La Syrie a réaffirmé lundi sa détermination à ouvrir un nouveau chapitre dans ses relations avec le Liban en établissant des liens diplomatiques et en délimitant ses frontières, à l'occasion d'une visite à Beyrouth de son ministre des Affaires étrangères, Walid Mouallem.

«Nous sommes déterminés à ouvrir une ambassade au Liban», a affirmé M. Mouallem lors d'une conférence de presse à l'issue de sa rencontre avec le président libanais Michel Sleimane, qu'il a invité à Damas «au plus vite».

La visite de M. Mouallem intervient une semaine après l'annonce à Paris de la prochaine ouverture croisée de représentations de Syrie et du Liban, après des entretiens du président français Nicolas Sarkozy avec le chef de l'État syrien Bachar al-Assad et Michel Sleimane.

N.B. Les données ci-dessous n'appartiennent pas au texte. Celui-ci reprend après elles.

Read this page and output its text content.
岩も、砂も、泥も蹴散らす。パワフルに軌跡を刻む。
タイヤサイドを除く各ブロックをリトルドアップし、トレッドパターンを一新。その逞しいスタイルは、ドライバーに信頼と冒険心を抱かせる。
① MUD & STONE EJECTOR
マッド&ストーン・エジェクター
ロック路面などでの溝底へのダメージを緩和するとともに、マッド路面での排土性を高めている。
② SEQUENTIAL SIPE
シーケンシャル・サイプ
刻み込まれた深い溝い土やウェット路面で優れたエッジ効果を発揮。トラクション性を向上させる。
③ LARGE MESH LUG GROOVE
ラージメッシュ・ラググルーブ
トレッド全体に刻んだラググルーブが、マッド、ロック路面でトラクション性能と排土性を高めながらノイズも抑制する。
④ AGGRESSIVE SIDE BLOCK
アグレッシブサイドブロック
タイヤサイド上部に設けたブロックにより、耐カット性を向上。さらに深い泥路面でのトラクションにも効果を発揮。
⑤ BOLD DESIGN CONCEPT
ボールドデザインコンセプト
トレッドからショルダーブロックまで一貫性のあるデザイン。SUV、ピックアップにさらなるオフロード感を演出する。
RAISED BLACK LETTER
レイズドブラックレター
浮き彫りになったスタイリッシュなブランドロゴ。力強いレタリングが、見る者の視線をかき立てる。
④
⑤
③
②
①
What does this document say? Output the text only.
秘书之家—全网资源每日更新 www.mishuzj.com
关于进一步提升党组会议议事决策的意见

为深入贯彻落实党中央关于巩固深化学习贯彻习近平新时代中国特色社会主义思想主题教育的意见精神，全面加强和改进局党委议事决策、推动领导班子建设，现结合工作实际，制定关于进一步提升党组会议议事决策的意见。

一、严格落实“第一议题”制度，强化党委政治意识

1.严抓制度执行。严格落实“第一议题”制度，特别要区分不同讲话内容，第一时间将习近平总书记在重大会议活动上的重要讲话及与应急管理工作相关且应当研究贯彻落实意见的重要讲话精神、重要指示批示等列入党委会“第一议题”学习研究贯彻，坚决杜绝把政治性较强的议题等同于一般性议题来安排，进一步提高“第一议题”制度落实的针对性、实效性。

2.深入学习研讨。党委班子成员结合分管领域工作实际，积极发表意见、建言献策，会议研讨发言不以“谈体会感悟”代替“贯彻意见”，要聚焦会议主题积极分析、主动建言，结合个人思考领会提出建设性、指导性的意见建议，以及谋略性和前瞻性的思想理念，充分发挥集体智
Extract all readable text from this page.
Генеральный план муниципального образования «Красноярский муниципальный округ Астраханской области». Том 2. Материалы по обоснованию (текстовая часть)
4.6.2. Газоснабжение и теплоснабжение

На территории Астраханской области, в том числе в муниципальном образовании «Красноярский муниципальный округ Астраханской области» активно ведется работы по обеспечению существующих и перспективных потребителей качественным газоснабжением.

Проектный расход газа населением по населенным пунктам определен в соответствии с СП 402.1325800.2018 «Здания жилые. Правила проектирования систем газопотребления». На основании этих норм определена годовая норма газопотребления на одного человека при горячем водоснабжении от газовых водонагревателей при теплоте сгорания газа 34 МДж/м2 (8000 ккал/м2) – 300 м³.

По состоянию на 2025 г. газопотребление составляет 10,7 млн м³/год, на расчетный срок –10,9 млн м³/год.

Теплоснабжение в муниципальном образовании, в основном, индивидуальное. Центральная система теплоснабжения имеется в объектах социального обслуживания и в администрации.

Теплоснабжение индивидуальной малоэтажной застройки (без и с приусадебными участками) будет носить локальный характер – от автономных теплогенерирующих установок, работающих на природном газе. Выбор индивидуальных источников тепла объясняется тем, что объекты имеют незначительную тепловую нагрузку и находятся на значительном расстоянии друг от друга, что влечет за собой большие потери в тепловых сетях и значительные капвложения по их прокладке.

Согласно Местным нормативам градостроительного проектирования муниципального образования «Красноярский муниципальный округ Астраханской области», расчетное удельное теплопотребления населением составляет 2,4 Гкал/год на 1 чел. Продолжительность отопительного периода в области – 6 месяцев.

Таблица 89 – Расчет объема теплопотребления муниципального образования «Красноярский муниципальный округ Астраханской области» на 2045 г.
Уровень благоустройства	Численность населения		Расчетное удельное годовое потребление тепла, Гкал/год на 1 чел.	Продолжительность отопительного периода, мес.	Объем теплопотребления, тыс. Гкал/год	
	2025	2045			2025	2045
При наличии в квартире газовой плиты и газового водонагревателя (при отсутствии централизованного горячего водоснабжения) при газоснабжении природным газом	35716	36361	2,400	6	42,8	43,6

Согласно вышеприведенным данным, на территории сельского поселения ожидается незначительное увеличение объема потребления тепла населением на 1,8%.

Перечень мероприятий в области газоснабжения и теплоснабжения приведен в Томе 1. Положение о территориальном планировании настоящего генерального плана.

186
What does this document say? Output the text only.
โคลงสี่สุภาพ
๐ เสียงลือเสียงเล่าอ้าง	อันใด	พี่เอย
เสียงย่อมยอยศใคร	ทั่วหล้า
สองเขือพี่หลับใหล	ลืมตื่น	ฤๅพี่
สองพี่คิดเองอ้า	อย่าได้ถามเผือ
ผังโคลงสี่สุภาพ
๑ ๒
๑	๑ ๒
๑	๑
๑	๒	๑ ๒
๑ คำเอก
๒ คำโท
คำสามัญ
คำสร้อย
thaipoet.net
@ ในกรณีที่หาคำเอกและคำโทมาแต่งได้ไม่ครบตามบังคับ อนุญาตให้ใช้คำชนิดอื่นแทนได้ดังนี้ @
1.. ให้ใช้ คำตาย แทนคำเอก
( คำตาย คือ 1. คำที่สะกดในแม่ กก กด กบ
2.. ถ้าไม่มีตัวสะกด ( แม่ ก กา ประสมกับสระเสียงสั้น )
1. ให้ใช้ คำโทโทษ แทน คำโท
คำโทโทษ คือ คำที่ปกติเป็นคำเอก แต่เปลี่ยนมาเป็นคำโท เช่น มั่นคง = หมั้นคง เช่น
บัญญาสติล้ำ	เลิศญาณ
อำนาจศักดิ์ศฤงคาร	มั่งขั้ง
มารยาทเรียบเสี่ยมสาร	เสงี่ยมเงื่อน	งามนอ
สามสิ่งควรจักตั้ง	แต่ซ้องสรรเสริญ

«Les relations aujourd'hui sont basées sur (le principe de) l'égalité. Il y a (au Liban) un président de consensus entretenant de solides relations avec le président Assad, relations que l'on peut exploiter pour régler beaucoup des problèmes de la période récente», a estimé M. Mouallem.

Damas et Beyrouth n'ont jamais noué de relations diplomatiques depuis la proclamation de leur indépendance, il y a plus de 60 ans, à la fin du mandat français.

Pendant trente ans, la Syrie a maintenu une tutelle politique et une présence militaire au Liban. Elle n'a été forcée de retirer ses soldats qu'après sa mise en cause dans l'assassinat de l'ancien premier ministre Rafic Hariri en 2005, qui l'avait isolée sur la scène internationale.

Le ministre a également indiqué que son pays ne voyait pas d'inconvénient à délimiter la frontière avec le Liban, objet de litiges entre les deux pays.

Damas «continue à affirmer que les fermes de Chebaa sont libanaises», en référence à un contentieux territorial avec Israël qui occupe ce secteur situé au sud-est du Liban.

«Le déploiement de forces de l'ONU (à Chebaa) ne signifie pas que l'armée israélienne s'en est retirée», a estimé M. Mouallem.

Beyrouth, soutenu par Damas, revendique sa souveraineté sur ce territoire de 25 km2 considéré par Israël comme faisant partie du Golan syrien annexé.

Le ministre syrien a par ailleurs affirmé «comprendre» que des proches de Libanais disparus en Syrie aient manifesté pendant sa visite à Beyrouth, indiquant que le comité chargé d'établir le sort de ces personnes - 650 selon des ONG libanaises - avait avancé dans ses travaux.

L'un des piliers de la majorité antisyrienne, le druze Walid Joumblatt, a dit espérer que les propos de M. Mouallem «ne restent pas des promesses en l'air».

«Le minimum acceptable est l'annulation du Conseil supérieur libano-syrien ainsi que les accords injustes envers le Liban, qui doivent être révisés en profondeur», a-t-il affirmé dans un communiqué, en référence à l'organisme qui a officialisé l'hégémonie syrienne sur son petit voisin.

Avec son allié l'Iran, la Syrie soutient l'opposition menée par le Hezbollah chiite face à la majorité antisyrienne appuyée par les pays occidentaux et la plupart des pays arabes. La majorité au pouvoir accuse Damas de déstabiliser le Liban.

L'établissement de liens diplomatiques entre le Liban et son ancienne puissance de tutelle s'inscrit dans un contexte d'ouverture internationale, conduite par la France, envers Damas qui a entamé de son côté des négociations indirectes de paix avec Israël.

«La situation n'est pas encore mûre pour mener des négociations directes» avec l'État hébreu, a expliqué à ce propos M. Mouallem.

«Cela sera possible après être parvenu à un accord sur le principe de la terre en échange de la paix», a indiqué le ministre.

Il a par ailleurs affirmé que c'était au Liban de décider s'il voulait participer ou pas à ces négociations.